Dalam aksinya, massa meminta Bupati Gowa memberikan keterangan secara terbuka terkait dugaan perselingkuhan yang sebelumnya mencuat dan menjadi perhatian publik di Kabupaten Gowa.
Koordinator aksi, Zainuddin, mengatakan masyarakat membutuhkan kejelasan atas isu yang berkembang tersebut.

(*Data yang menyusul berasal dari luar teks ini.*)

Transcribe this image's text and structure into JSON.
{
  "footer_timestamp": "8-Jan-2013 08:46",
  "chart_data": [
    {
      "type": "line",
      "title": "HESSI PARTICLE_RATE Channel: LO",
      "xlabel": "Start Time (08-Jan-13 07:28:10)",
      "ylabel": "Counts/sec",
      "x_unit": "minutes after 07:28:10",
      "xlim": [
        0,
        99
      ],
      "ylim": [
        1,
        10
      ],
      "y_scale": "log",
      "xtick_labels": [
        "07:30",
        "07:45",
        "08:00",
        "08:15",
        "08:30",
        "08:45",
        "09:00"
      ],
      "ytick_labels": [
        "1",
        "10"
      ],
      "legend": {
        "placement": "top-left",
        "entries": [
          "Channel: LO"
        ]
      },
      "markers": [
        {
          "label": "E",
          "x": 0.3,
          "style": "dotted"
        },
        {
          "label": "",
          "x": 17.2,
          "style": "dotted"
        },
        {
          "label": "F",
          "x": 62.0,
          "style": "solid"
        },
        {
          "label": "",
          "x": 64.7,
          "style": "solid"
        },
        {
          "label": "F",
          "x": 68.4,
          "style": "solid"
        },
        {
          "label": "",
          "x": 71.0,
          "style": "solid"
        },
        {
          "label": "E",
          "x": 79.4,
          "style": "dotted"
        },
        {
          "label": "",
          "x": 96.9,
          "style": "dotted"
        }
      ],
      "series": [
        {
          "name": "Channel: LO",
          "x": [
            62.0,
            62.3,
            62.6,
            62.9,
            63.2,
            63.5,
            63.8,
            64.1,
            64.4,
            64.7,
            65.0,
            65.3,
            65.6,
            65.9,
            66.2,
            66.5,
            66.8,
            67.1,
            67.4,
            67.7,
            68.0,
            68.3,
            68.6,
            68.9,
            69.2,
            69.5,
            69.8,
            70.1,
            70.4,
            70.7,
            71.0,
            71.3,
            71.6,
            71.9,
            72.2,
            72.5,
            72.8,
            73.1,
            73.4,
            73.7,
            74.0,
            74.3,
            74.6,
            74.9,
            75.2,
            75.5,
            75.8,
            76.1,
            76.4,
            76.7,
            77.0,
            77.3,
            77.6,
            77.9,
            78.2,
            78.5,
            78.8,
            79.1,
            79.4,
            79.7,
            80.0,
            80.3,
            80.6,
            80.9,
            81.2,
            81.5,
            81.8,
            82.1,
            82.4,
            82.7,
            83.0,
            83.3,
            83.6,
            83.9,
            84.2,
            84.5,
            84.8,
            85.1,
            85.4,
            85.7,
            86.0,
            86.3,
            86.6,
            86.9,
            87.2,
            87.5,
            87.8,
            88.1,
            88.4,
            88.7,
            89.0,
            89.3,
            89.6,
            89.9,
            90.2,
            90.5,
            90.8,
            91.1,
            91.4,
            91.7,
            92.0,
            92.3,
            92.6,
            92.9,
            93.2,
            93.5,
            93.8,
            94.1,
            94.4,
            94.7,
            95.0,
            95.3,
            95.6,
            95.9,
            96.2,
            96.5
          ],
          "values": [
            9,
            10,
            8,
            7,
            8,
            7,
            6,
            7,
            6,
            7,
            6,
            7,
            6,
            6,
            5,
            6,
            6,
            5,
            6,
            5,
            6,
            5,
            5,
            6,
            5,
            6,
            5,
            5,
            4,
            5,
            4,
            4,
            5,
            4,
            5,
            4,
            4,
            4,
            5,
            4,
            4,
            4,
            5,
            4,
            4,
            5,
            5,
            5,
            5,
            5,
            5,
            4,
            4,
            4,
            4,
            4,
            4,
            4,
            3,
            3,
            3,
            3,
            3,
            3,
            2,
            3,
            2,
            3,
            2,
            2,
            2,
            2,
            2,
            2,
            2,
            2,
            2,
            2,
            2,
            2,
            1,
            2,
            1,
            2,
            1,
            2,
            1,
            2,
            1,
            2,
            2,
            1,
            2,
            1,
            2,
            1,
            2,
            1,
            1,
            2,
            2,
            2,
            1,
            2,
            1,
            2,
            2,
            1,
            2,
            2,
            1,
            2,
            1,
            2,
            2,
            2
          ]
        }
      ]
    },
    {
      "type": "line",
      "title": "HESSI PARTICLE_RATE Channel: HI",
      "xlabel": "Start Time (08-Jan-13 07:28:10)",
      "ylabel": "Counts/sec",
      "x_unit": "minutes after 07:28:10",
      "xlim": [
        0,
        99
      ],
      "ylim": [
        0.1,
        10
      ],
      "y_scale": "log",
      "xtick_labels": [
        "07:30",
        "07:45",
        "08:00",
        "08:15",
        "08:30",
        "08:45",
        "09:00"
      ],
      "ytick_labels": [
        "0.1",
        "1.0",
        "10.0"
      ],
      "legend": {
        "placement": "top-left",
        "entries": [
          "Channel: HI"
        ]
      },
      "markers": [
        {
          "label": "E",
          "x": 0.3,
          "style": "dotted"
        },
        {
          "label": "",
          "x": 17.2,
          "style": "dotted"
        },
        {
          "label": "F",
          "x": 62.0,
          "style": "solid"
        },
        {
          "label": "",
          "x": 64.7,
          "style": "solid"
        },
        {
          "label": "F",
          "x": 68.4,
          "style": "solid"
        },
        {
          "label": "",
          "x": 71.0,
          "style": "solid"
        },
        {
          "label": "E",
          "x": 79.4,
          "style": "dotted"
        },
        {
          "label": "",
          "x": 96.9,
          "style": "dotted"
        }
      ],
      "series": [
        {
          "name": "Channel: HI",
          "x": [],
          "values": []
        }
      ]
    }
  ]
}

“Kami meminta agar semua yang dituduhkan dapat diungkapkan kebenarannya karena persoalan ini telah mencederai perasaan masyarakat Gowa. Gowa dikenal dengan budaya siri’ na pacce yang selama ini menjadi pedoman hidup masyarakat,” ujar Zainuddin dalam orasinya.
Menurutnya, sebagai kepala daerah, seorang pemimpin seharusnya menjadi teladan bagi masyarakat.
“Sebagai kepala daerah, Ibu Bupati seharusnya menjadi contoh dan suri teladan bagi masyarakat, bukan memberikan contoh yang dinilai tidak baik dan tidak pantas untuk ditiru,” katanya.
Ia menambahkan, masyarakat menginginkan adanya penjelasan terkait berbagai tuduhan yang beredar di tengah masyarakat.
“Rakyat Gowa hanya menginginkan kejelasan mengenai semua tuduhan yang berkembang. Kami berharap persoalan ini dapat dijelaskan secara terbuka,” tambahnya.
Selain mendesak kehadiran Bupati dalam sidang Pansus, massa juga menyampaikan tuntutan agar Bupati Gowa mengundurkan diri dari jabatannya. Mereka menilai isu yang berkembang telah mencoreng marwah masyarakat Gowa yang selama ini menjunjung tinggi nilai budaya siri’ na pacce.
Aksi berlangsung dengan tertib dan damai di bawah pengawalan aparat keamanan.
Hingga berita ini diturunkan, belum ada pernyataan resmi dari Bupati Gowa terkait tuntutan massa maupun kepastian kehadirannya dalam sidang Pansus DPRD Gowa yang dijadwalkan berlangsung pada Senin (6/7/2026).
Redaksi masih berupaya memperoleh konfirmasi dan hak jawab dari Bupati Gowa maupun Pemerintah Kabupaten Gowa terkait tuntutan dan pernyataan yang disampaikan massa aksi.(*)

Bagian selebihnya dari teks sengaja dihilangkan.